The leader of the gang had a nose as big as a bird’s beak and his last name, Parrott, was a humorously fitting circumstance when regarding his large snout. He was not guarded about his physical abnormality. He even drew atten
tion to it by tapping on his left nostril three times and saying: “After I was born, my folks changed our family name from Gerardo to Parrott on account of my schnozzle. Too bad. If I’d been born with a big something else, they might’ve changed our last name to Wienerschnitzel and named me Colossus.”

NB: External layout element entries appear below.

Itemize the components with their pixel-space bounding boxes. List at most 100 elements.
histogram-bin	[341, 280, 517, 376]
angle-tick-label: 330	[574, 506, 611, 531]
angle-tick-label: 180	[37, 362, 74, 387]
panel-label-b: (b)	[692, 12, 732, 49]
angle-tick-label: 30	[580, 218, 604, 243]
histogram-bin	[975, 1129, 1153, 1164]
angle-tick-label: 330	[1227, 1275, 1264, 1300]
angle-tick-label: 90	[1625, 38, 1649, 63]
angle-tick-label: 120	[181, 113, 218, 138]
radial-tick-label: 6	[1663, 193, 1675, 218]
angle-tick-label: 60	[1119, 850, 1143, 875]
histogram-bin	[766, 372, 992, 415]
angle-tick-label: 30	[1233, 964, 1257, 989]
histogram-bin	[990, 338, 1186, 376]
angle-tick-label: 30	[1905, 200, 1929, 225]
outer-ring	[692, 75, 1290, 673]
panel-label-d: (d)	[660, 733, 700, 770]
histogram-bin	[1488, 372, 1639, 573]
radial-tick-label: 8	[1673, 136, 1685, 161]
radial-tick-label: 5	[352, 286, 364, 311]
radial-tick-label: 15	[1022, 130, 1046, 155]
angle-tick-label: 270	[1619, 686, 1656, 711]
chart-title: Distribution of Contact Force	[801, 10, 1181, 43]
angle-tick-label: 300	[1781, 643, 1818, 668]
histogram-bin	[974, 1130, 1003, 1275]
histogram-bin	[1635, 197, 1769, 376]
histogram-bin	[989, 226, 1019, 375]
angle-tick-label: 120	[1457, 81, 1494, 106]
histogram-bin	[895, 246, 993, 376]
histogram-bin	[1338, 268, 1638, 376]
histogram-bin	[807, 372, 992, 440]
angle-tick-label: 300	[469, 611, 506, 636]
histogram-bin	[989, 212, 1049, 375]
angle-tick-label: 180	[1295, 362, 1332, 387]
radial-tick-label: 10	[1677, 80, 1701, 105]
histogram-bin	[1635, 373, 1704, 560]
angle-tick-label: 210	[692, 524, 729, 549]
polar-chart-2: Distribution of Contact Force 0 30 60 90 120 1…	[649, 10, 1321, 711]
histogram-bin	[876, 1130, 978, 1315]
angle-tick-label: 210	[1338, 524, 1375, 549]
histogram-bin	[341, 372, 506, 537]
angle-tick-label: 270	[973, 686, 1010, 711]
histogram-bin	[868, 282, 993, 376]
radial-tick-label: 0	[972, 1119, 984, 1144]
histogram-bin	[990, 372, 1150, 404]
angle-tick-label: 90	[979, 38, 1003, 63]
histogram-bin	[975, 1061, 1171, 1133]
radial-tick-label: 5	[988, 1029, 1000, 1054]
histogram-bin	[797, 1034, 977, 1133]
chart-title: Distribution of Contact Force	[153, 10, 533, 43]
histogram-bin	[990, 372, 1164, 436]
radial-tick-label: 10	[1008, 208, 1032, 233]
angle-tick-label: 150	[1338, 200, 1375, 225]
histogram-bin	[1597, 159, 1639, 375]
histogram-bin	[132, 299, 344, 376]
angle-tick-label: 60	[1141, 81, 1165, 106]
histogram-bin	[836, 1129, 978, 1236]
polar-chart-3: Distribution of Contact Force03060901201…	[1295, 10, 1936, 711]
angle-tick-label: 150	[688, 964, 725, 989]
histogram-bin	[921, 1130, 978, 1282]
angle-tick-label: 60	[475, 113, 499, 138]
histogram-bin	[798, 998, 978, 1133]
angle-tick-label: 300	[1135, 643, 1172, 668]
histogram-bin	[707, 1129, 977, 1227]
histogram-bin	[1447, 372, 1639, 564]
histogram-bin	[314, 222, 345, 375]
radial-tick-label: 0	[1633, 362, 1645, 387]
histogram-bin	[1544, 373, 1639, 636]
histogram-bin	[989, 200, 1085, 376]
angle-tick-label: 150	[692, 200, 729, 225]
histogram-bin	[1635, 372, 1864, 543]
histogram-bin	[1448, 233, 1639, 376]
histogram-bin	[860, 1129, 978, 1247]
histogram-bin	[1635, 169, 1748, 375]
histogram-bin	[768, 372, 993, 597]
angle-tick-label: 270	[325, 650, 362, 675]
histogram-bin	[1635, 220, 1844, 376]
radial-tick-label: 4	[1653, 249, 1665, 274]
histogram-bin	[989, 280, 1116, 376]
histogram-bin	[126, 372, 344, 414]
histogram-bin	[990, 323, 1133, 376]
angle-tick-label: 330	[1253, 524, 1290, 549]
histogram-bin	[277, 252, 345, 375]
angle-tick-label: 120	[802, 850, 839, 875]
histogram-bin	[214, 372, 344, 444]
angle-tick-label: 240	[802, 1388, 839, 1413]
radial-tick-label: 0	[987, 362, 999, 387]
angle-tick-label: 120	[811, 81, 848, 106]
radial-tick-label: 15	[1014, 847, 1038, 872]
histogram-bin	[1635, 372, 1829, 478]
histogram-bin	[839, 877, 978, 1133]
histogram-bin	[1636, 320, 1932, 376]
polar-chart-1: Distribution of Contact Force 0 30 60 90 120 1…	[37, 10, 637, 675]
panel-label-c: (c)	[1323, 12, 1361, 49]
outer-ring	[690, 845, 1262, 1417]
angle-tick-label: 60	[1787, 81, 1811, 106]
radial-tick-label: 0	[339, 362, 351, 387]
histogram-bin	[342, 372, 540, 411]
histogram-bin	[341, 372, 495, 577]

I had seen his likeness before. His mug was pasted on circulars in town. Impossible to forget a nose that size. Every telegraph pole in Leadville bore a poster of his profile.
WANTED. GEORGE PARROTT. ALSO KNOWN AS BIG NOSE GEORGE. DEAD OR ALIVE.
He carried a bird’s head Colt on his hip, wore a melon-colored shirt with butternut trousers, and kept his sundown orange hair cropped above his ears. He took his time poking about the kitchen cupboards as if he owned the place until he discovered an earthen jar of muddy whiskey. He poured out five lashings: four for his men and one for my father. They sat and drank, and George asked if he and his weary travelers might indulge a second slug before supper. My daddy did not refuse them.
That night we dined on roast jackrabbit, boiled potatoes, biscuits with blackberries, and three lemon pies for dessert. The men were profane but in good humor. They masticated the rabbit and slurped berries straight from the spoon and poured the whiskey as freely as if it came from a spigot over the concrete kitchen sink. Soon their voices fell easy out of their mouths, their tongues as loose as if culling remembered song, when just twenty minutes prior they hardly had the stamina to answer a simple yes-or-no question.